Monday, November 1, 2010

Psychology of the “puente” in Spain

In North America, holidays are general shifted to the nearest Monday or Friday to ensure optimal long weekends for the public. In Spain, this is not the case, leading to cases of holiday Tuesdays, Wednesday or Thursdays. If the holiday falls on the weekend, tough luck, try again next year.

As we say at work, the Spanish have turned this bug into a feature. Especially for Tuesdays or Thursdays. These are called “puente” (bridge), and are designed for combining one vacation day in the middle with three holiday days on either side for a four day weekend. The observable output is traffic chaos as everyone tries to leave at the same time. These events are called “Operación salida” (there’s major one that happens at the beginning of August). The rather macabre and graphic traffic reports in the news usually feature a scorecard of how many people got killed or severely injured.
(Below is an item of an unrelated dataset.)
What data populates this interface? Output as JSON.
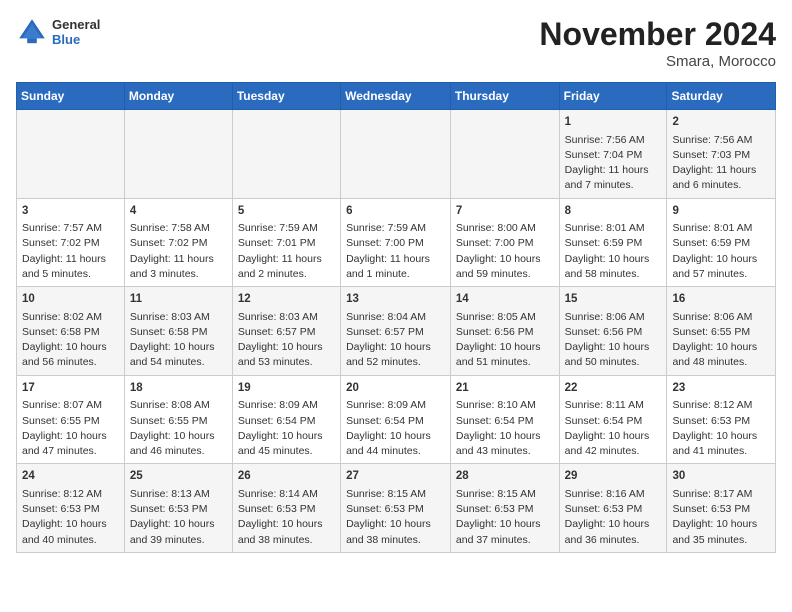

Perhaps it is good training if Barcelona ever needs to be rapidly evacuated due to some disease outbreak or pending terrorist attack.

I did point out to a Spaniard that you could take a vacation day if there was a holiday Monday and also turn it into a four day weekend. She looked at me as if I was smoking crack.

This year, there’s a “mega-puente” coming up for December 6 (Constitution day) and December 8 (Immaculate Conception), so be prepared for traffic chaos.